Monotone increasing sequence in Lp convergent a.e.

Question

I´m having trouble with the proof of the following theorem in measure theory:

Consider the sequence $(f_n)_{\,n \in \Bbb N}\subset L^p(X)$ with $\;0\le f_n(x)\le f_{n+1}(x) \;\;\;\forall x\in X\;\forall n\in \Bbb N$

and the property that there exists a constant $C \in \Bbb R$ such that $\|f_n\|_p \le C \;\;\; \forall n \in \Bbb N$.

Than $f_n$ converges pointwise almost everywhere.

Or equivalently $E:=\{x\in X\;|\;f_n(x)\; does\; not\; converge \}$ is a null-set. Here is my attempt:

Suppose $E$ is not a null-set, than $E$ is either measurable but $\mu (E)\neq 0$ or $E$ is not measurable. Now I could show that the former leads to a contradiction but I dont know what to do for the case that $E$ is not measurable. Any Tips on how to go about this?

Answer 1

1. Monotonicity implies that $\lim_{n\to\infty} f_n(x)$ exists for every $x$. Denote this limit by $f(x)$. Note that $f(x)$ may be $+\infty$ for some $x$.

2. Let $E$ denote the set $\{x:f(x)=\infty\}$. Is this measurable ? Yes.

Observe that $\cup_{n=1}^\infty \{x:f_n (x)> M\}\subset \{x:f (x)> M\}$. On the other hand if $f(x)>M$, then from $\lim_{n\to\infty} f_n (x) =f (x)$, it follows that $ f_n (x) > M$ for some large enough $n$, otherwise if $ f_n (x) \leq M \ \forall \ n$ then $\Rightarrow f(x) \leq M$ which is a contradiction. We proved:

$$\{x:f(x)>M\}= \cup_{n=1}^{\infty} \{x:f_n (x)>M\} \quad\quad (*)$$

The righthand side is measurable. Therefore so is the lefthand side.

Now

$$E=\{x:f(x) = +\infty\}= \cap_{M=1}^{\infty} \{x:f(x) >M\},$$

therefore $E$ is measurable.

3. Lastly, we show $\mu(E)=0$.

Note: all the above only relied on the assumption that $(f_n)$ is a nondecreasing sequence of nonnegative measurable functions.

Here we need to employ the additional assumption $\sup_{n\in N} \|f_n\|_p <C$.
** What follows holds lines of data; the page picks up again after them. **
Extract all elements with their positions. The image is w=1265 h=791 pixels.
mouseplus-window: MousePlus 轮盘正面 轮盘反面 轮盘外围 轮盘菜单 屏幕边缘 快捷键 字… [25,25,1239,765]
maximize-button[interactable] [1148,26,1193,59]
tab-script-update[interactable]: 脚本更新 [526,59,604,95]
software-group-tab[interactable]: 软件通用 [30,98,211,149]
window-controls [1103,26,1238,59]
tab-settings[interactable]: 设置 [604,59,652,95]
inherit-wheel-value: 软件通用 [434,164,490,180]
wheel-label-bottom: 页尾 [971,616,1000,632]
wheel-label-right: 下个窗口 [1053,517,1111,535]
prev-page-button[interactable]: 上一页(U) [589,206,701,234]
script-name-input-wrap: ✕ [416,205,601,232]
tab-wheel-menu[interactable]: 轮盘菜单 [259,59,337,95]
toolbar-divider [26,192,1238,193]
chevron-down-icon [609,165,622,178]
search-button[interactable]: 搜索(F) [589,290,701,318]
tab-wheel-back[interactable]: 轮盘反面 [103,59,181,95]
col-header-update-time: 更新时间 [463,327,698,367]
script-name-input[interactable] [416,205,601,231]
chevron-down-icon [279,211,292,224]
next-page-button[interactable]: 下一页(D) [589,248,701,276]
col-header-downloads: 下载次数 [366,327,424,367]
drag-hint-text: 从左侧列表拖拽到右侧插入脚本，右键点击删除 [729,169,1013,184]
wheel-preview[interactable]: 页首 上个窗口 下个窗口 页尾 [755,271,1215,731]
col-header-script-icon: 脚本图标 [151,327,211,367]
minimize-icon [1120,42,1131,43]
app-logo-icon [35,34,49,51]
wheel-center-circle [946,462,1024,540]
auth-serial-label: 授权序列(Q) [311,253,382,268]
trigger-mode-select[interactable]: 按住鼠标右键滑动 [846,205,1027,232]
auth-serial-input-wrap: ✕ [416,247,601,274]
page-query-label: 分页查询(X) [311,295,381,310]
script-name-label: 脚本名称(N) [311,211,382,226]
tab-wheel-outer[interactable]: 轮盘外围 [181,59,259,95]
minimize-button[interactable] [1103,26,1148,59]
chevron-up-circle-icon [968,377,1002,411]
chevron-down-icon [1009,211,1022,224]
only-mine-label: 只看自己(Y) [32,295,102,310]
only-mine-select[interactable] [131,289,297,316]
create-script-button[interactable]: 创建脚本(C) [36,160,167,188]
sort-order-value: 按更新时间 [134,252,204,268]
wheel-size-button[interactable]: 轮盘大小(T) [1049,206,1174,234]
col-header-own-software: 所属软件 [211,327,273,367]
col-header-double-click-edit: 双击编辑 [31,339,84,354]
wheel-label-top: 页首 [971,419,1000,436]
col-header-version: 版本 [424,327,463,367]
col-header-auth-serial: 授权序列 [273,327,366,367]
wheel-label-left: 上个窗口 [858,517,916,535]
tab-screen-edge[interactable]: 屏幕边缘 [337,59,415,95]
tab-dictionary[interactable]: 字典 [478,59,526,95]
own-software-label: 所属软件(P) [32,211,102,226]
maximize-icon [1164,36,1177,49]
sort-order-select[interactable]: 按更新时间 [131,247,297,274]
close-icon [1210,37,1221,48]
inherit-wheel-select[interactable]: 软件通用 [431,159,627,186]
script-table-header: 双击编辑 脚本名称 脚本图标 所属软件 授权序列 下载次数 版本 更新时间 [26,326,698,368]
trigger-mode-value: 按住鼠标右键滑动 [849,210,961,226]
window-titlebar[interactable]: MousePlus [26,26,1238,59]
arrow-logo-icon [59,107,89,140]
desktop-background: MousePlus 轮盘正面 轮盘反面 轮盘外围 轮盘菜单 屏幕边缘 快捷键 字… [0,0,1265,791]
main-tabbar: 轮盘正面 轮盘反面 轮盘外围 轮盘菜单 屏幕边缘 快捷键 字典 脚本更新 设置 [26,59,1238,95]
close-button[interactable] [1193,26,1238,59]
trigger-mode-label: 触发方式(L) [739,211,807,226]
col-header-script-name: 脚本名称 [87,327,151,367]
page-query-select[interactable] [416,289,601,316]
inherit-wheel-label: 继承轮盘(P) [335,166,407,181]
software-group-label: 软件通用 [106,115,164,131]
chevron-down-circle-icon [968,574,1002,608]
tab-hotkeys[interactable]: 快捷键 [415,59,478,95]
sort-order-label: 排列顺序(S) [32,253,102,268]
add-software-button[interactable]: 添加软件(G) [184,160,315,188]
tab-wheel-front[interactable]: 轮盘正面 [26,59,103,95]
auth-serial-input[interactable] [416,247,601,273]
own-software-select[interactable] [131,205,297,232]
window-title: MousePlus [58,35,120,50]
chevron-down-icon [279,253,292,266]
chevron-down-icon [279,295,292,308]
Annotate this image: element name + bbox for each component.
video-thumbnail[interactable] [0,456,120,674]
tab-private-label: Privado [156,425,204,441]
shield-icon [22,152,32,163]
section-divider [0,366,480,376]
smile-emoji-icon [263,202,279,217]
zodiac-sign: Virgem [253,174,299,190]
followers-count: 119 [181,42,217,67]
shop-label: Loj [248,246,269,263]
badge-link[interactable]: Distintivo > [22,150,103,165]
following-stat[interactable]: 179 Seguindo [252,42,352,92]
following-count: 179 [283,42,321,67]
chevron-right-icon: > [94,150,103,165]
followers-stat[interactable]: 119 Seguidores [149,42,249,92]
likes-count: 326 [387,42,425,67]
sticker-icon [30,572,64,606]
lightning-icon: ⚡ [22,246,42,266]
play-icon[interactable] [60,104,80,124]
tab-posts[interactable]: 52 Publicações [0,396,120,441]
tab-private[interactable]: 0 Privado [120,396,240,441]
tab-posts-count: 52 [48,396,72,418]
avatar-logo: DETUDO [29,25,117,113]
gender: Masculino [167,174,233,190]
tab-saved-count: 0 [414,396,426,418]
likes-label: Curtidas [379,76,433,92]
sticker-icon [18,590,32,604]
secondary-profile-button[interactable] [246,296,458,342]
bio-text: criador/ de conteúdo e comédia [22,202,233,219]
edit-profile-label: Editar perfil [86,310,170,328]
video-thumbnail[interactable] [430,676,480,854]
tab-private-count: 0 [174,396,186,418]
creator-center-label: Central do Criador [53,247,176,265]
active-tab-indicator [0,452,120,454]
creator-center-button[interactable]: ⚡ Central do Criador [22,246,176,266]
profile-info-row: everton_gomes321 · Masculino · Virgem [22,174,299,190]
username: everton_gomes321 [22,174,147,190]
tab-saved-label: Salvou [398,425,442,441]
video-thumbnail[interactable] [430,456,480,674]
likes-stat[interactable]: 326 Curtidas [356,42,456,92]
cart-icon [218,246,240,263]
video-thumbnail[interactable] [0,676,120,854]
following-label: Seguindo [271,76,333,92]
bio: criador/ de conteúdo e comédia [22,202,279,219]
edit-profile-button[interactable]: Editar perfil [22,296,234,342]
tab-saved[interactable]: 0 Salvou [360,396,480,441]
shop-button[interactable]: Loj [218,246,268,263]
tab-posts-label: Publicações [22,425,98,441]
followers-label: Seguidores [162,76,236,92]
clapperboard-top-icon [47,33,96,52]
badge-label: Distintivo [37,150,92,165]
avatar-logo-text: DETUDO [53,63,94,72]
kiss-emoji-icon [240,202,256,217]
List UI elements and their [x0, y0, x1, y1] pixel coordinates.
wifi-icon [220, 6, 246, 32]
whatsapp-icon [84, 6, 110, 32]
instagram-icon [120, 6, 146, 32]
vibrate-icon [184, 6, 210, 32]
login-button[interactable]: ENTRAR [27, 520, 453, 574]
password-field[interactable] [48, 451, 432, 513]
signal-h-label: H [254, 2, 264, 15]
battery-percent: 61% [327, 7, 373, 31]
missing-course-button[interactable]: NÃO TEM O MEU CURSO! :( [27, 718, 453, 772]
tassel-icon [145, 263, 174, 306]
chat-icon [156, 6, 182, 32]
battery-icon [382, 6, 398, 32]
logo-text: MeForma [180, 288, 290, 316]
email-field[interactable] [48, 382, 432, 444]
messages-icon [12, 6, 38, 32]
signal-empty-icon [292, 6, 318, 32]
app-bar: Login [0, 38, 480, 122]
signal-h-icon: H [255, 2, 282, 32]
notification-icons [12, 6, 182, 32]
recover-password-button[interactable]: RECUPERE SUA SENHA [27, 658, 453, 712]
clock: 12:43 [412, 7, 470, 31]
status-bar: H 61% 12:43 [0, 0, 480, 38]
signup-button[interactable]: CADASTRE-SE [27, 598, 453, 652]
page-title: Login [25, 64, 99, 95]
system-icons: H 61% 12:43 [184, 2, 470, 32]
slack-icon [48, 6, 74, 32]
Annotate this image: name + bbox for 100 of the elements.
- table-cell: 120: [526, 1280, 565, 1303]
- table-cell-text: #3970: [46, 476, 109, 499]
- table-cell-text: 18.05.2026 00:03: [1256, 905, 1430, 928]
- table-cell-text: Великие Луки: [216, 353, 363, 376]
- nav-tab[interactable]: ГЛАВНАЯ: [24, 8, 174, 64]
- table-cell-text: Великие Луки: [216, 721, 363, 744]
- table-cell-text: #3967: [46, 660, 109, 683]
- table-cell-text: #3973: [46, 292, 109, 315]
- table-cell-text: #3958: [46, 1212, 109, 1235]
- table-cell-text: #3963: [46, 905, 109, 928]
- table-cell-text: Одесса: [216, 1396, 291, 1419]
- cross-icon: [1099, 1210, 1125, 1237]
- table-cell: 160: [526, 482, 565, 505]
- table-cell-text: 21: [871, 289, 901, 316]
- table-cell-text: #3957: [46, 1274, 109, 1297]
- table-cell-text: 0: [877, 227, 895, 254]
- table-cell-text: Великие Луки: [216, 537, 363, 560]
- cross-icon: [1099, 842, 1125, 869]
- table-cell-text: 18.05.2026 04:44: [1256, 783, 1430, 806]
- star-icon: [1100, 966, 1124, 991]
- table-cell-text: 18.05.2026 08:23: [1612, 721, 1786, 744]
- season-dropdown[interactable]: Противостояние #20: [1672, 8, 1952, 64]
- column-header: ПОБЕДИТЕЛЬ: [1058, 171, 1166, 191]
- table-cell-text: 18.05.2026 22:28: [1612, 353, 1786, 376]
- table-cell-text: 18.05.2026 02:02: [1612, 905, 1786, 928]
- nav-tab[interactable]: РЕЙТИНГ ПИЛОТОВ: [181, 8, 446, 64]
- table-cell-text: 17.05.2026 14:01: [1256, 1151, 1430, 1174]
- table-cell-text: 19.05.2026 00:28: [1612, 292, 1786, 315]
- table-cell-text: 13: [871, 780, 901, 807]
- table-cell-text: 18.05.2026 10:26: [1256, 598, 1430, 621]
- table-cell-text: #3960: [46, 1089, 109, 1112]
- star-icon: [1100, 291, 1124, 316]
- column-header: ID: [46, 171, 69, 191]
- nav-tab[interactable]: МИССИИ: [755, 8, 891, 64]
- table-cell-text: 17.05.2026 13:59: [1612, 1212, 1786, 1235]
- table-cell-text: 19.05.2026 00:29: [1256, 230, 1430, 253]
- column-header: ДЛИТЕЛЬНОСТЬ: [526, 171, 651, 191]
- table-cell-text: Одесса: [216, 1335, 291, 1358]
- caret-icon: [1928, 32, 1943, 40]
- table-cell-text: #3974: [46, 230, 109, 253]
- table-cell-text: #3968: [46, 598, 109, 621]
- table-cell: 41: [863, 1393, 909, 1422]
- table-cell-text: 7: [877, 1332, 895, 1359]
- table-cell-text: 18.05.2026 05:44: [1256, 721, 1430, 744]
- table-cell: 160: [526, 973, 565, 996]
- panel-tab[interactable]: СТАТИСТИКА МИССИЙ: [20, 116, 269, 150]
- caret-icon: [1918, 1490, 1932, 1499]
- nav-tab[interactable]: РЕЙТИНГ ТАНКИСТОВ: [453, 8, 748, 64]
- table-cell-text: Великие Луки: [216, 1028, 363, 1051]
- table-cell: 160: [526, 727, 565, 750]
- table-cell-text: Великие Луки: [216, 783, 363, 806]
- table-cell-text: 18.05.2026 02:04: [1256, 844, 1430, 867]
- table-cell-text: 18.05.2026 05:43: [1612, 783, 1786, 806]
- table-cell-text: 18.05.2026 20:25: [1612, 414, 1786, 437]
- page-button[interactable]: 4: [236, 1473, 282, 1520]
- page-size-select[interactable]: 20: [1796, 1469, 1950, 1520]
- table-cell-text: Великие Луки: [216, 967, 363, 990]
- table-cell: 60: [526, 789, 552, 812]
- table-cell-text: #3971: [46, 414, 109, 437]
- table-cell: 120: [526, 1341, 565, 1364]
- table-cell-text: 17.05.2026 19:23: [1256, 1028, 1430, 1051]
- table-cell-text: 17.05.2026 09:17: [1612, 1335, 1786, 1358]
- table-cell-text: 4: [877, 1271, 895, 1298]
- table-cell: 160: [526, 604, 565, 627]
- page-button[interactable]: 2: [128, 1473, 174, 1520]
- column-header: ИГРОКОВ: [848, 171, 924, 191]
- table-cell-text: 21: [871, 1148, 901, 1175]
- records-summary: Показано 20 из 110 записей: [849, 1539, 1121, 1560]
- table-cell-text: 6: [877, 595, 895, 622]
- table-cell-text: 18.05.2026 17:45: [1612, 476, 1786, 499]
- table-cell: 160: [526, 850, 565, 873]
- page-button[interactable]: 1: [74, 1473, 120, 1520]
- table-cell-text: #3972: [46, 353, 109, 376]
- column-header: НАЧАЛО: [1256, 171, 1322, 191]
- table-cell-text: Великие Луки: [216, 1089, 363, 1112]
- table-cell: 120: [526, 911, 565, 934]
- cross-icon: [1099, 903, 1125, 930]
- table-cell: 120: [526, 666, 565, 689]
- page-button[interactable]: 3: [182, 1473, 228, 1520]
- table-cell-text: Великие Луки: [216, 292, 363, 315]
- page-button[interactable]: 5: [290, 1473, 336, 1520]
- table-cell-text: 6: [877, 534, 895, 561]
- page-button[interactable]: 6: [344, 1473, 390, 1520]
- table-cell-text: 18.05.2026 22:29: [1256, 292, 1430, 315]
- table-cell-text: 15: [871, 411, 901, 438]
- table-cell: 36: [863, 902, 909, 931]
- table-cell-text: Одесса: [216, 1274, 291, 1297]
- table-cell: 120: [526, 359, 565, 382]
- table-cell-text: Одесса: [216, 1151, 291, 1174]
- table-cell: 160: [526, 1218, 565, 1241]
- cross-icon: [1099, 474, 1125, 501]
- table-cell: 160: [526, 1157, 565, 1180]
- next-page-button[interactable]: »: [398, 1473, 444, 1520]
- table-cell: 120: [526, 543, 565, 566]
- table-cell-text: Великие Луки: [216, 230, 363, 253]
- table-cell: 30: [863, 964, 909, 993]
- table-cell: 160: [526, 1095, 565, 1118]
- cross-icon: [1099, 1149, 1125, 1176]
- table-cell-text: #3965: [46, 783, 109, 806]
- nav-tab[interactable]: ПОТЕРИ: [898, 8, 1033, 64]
Clearly, for every $M$, $E\subset \{x:f(x) > M\}$, and by $(*)$, the latter set is $\cup_{n=1}^{\infty} A_n$ where $A_n =\{f_n (x) > M\}$. However, since $f_n \le f_{n+1}$, $A_n \subset A_{n+1}$. Therefore by continuity of measure with respect to nondecreasing sequences of sets,

$$ \mu (\cup_{n=1}^{\infty} A_n) =\lim_{n\to\infty} \mu (A_n).$$

Now apply Chebychev's inequality:

$$\mu(A_n) \le \frac{ \int_{A_n} f_n^p d\mu}{M^p}\le \int f_n ^p d \mu / M^p\le C^p/M^p.$$

(the first inequality follows because because on $A_n$, $f_n^p>M^p$).

Putting it all together, we have

$$ \mu (E) \le \mu ( \{x:f(x) > M\})=\lim_{n\to\infty} \mu (A_n) \le \frac{C^p}{M^p}.$$

This is true for every $M$. Therefore letting $M\to\infty$, the result follows.

Answer 2

The sequence $f_n$ is increasing, so $f_n$ will, at each point, either converge (to a finite number) or go off to infinity. The set $E$ you have defined is measurable because $E=\{ x\in X\;| \limsup\limits_{n\to\infty} f_n (x) = \infty\}$ and $\limsup\limits_{n\to\infty} f_n$ is well known to be a measurable function when the $f_n$ are measurable.